Did Elvis Presley's family stage a plot to snatch the King's body after he died in 1977? An FBI informant says yes, and was also allegedly involved in the scheme.
The goal was to persuade Memphis officials to move Elvis from the public cemetery to Graceland, which is now a $15 million-a-year tourist attraction.
The late Vernon Presley, Elvis' father and executor of his estate at the time, wanted his son buried on the mansion grounds, but it was in an area not zoned for burials. Three weeks after Elvis died of a heart attack, Vernon had lawyers for the Presley estate petition the Memphis and Shelby County Board of Adjustment for a zoning variance. They cited what they called an attempted theft of Presley's body several days earlier and the expense of round-the-clock security.
Obviously, the grave robbery was a hoax, but nonetheless, three men were arrested on August 29, 1977, near the Forest Hill Cemetery mausoleum where Elvis was entombed in a 900-pound copper coffin. One of them was Ronnie Tyler, who later became an FBI informant.

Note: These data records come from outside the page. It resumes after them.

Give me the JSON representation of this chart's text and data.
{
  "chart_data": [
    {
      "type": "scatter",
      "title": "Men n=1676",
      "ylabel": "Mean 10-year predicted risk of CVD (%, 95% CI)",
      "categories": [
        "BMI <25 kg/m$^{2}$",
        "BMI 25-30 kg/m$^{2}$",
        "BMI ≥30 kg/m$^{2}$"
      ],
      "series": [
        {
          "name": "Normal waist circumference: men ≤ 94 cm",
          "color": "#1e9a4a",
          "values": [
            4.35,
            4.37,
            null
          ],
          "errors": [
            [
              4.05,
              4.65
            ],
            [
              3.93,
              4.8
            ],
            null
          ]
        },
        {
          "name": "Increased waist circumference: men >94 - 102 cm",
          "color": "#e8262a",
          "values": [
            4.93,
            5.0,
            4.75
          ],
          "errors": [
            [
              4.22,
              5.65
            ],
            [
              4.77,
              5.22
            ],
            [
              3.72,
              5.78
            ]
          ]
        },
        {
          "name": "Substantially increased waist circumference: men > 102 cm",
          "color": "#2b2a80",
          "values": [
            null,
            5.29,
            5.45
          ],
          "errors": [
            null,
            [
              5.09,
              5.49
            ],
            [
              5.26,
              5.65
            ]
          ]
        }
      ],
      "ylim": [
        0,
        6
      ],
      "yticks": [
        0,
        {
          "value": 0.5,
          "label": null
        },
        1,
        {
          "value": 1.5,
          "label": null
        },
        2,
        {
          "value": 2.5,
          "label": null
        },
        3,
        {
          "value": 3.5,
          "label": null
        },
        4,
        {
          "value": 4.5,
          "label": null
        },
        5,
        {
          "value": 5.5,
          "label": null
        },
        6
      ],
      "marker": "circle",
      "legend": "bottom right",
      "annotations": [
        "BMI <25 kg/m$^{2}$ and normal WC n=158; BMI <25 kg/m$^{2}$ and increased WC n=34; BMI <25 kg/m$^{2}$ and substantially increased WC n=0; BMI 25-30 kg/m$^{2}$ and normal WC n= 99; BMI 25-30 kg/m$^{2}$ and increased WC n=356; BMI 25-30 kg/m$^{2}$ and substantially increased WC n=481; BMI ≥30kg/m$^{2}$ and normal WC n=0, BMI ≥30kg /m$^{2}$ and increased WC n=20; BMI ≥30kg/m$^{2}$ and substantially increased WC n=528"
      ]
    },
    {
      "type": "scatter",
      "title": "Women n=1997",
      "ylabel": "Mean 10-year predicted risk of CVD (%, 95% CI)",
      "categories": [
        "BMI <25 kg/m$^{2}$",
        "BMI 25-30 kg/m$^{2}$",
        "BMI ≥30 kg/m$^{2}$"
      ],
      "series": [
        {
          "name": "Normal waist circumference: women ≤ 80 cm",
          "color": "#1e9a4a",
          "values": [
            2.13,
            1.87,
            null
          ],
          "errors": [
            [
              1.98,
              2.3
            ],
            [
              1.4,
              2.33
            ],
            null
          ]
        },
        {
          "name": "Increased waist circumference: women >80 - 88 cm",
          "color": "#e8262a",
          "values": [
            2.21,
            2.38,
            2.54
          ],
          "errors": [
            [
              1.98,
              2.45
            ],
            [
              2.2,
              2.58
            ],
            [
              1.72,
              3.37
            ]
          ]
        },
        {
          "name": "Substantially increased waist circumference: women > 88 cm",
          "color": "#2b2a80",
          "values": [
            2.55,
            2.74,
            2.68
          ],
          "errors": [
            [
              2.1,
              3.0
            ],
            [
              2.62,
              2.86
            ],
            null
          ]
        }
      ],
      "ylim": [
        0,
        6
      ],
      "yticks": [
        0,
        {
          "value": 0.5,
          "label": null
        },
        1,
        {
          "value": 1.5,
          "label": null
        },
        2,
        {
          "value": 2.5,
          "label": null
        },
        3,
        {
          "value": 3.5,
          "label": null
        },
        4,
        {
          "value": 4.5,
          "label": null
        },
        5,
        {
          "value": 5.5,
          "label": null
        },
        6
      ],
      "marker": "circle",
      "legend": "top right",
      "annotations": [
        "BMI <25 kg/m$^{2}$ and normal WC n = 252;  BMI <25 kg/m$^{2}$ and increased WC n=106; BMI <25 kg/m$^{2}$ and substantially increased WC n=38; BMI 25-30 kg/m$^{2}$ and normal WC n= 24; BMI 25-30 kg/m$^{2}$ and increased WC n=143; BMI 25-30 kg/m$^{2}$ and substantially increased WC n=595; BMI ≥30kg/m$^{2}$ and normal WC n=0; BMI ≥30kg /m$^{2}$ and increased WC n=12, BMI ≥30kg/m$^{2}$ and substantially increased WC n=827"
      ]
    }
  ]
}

Tyler “had been in cahoots with a crooked deputy sheriff, who swooped down and ‘captured' the thieves,” said Ivian C. Smith, former head of the FBI's Arkansas office.
On September 28, 1977, the board OK'd Presley's request to move his son's body to Graceland. The singer was reburied there on October 2.
More than 600,000 people, at about $77 a head, visit Graceland and Elvis' gravesite each year.